I’m actually vaguely sad about the coming of the High Holidays again, as it was just about a year ago that I made my first appearance at Beit Meshugge, and I’m still not even formally taking classes yet.  I wish I had my friend DA’s boundless faith that everything that happens, happens for a reason, but I’m still working on that one.  It’s very hard.  Also, I don’t feel it’s appropriate for me to fully participate in the synagogue High Holidays services, so I’ll be sitting out.  (On the other hand, I likely will not be fasting on Yom Kippur — which falls on Thursday-Friday this year — but I also won’t be getting to do any of the fun stuff, either.)  *sigh*


Funny thing — there’s a woman who comes to Beit Meshugge periodically, and I’m sort of friends with her.  I think she’s a new baalat teshuva, so sort of engaged in the same process as I am, only from the perspective of a Jew who wants to become observant.  As we were walking back to where people usually break off and go their own individual ways coming from shul today, my friend M was explaining some things to her, and…I was actually helping to fill in the details!  I’ve done a lot of studying.  For some reason it came up in conversation, so one of the things I explained to her was how (in the Torah) G-d tells Avram and Sarai to take the ה from His Name into their names, to become Avraham and Sarah.  (My name is spelled the same way in Hebrew as the with-H Sarahs are in English.  Tangentially, I believe Elisheva and Elizabeth are probably the same name, which just makes me like the name more, as I also have a soft spot for the Queen.)  A, the BT, also thought I was a born Jew and not a conversion candidate.  (This keeps happening.  I’m not sure whether it’s because gerot are rare, or whether it’s because I look the part or something.)

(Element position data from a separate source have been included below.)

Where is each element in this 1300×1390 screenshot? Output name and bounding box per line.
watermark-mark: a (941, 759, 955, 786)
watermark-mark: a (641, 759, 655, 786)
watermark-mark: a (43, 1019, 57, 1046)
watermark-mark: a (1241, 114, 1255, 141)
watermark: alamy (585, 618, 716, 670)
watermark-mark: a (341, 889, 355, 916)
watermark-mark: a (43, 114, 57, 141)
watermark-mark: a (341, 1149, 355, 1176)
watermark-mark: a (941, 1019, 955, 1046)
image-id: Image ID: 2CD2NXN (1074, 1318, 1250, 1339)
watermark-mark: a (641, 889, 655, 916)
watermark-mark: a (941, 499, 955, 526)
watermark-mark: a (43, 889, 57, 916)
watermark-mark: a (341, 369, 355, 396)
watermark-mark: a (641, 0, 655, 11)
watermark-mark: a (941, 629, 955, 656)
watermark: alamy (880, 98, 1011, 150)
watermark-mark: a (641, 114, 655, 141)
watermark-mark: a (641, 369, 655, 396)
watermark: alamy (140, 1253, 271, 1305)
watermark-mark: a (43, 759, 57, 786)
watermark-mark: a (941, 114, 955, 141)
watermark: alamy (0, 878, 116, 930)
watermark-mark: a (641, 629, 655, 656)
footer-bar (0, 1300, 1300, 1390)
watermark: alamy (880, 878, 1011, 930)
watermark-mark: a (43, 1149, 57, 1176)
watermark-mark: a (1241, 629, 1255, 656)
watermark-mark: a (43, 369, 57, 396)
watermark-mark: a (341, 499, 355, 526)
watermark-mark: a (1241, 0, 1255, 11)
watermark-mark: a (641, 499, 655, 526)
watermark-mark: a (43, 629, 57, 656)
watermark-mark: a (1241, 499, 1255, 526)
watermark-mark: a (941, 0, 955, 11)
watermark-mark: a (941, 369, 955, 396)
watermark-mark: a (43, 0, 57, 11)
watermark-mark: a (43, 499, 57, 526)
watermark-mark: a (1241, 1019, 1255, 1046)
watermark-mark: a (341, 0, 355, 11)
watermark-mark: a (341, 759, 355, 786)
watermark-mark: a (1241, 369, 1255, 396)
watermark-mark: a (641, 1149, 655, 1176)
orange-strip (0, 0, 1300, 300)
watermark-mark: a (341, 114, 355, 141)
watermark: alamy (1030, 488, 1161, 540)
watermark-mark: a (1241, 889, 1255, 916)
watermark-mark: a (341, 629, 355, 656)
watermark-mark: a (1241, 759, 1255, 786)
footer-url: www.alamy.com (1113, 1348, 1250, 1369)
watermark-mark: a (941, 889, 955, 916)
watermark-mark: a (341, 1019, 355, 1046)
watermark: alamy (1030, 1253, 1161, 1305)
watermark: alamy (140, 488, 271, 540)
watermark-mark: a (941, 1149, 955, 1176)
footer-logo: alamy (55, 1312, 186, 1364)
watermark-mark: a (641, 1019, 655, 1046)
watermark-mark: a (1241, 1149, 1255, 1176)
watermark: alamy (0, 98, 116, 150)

I managed to do pretty well with my observances this Shabbat, aside from the usual things and using the phone a couple of times.  I just can’t seem to get past that “witching hour” without some sort of distraction, after I’ve napped as much as I care to, played with the cats as much as I can, and read everything I care to read right at that moment.  I really don’t know what to do about that, but it’s on my list of things to ask the rabbi.  If and when I can actually start studying.  Which, HaShem willing, should be in three months or so.  In the meantime, cheshbon hanefesh, surviving the depressing fall, and (b”H) keeping my job in the upcoming rounds of layoffs (which should be happening right around Rosh Hashana, nice).


I’m marginally insane.  I went from being completely irreligious to wanting to convert to Orthodox Judaism, and I’m trying to do it in a medium-sized city in southern Canada with a tiny Orthodox community, no kosher butcher, no kosher restaurant (at all), and a very busy Chabadnik rabbi.  Converting to Judaism isn’t easy to begin with, which is why I’m sort of extra-crazy.

Even the people at the shul think so.

Along the way, you’ll get to “meet” them, and I’ll write about some of my (mis)adventures as I continue along the process.